In this project our goal is to take a .csv of untidy data showing counts of whether two airlines were on time or delayed flying into multiple destinations, transform and tidy the data, and then do an analysis to compare the arrival delays for both airlines.
if (!require("dplyr")) install.packages('dplyr')
if (!require("tidyr")) install.packages('tidyr')
airlines <- read.csv("airline.csv")
knitr::kable(airlines)
| X | X.1 | LosAngeles | Phoenix | SanDiego | SanFrancisco | Seattle |
|---|---|---|---|---|---|---|
| ALASKA | on time | 497 | 221 | 212 | 503 | 1841 |
| delayed | 62 | 12 | 20 | 102 | 305 | |
| NA | NA | NA | NA | NA | ||
| AMWEST | on time | 694 | 4840 | 383 | 320 | 201 |
| delayed | 117 | 415 | 65 | 129 | 61 |
# remove middle NA obs
airlines <- airlines[-3,]
# add in missing airline values
airlines[2,1] <- "ALASKA"
airlines[4,1] <- "AMWEST"
# rename cols
names(airlines)[c(1,2)] <- c("airline", "status")
# tidy data
tidy <- airlines %>%
gather(cities, count, 3:7) %>%
spread(status, count)
#update col
names(tidy)[4] <- "ontime"
# let's review our progress
knitr::kable(tidy)
| airline | cities | delayed | ontime |
|---|---|---|---|
| ALASKA | LosAngeles | 62 | 497 |
| ALASKA | Phoenix | 12 | 221 |
| ALASKA | SanDiego | 20 | 212 |
| ALASKA | SanFrancisco | 102 | 503 |
| ALASKA | Seattle | 305 | 1841 |
| AMWEST | LosAngeles | 117 | 694 |
| AMWEST | Phoenix | 415 | 4840 |
| AMWEST | SanDiego | 65 | 383 |
| AMWEST | SanFrancisco | 129 | 320 |
| AMWEST | Seattle | 61 | 201 |
#let's get some delay ratios
tidy <- tidy %>%
mutate(total=ontime + delayed, delayratio=round(delayed/total, 3))

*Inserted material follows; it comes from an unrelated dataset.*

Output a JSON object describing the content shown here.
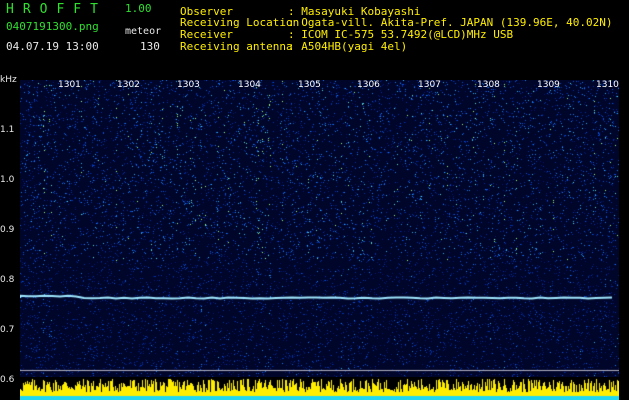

#let's plot these delay ratios
dotchart(tidy$delayratio, groups = tidy$cities, labels=tidy$airline, main = "Ratio of Delayed Flights by City")
summary <- tidy %>%
group_by(airline) %>%
summarise(delayed = sum(delayed), ontime = sum(ontime), total = sum(total)) %>%
mutate(delayratio = round(delayed/total, 3))
knitr::kable(summary)
| airline | delayed | ontime | total | delayratio |
|---|---|---|---|---|
| ALASKA | 501 | 3274 | 3775 | 0.133 |
| AMWEST | 787 | 6438 | 7225 | 0.109 |
#let's plot delay ratios
dotchart(summary$delayratio, labels=summary$airline, main = "Ratio of Delayed Flights Across All Cities")
The individual city delay ratios by airline show that ALASKA airlines had a lower individual delay ratio than AMWEST in every single city. However the aggregated data shows that AMWEST had a lower overall delay ratio, due to the larger volume of flights.
This is an example of Simpson’s paradox.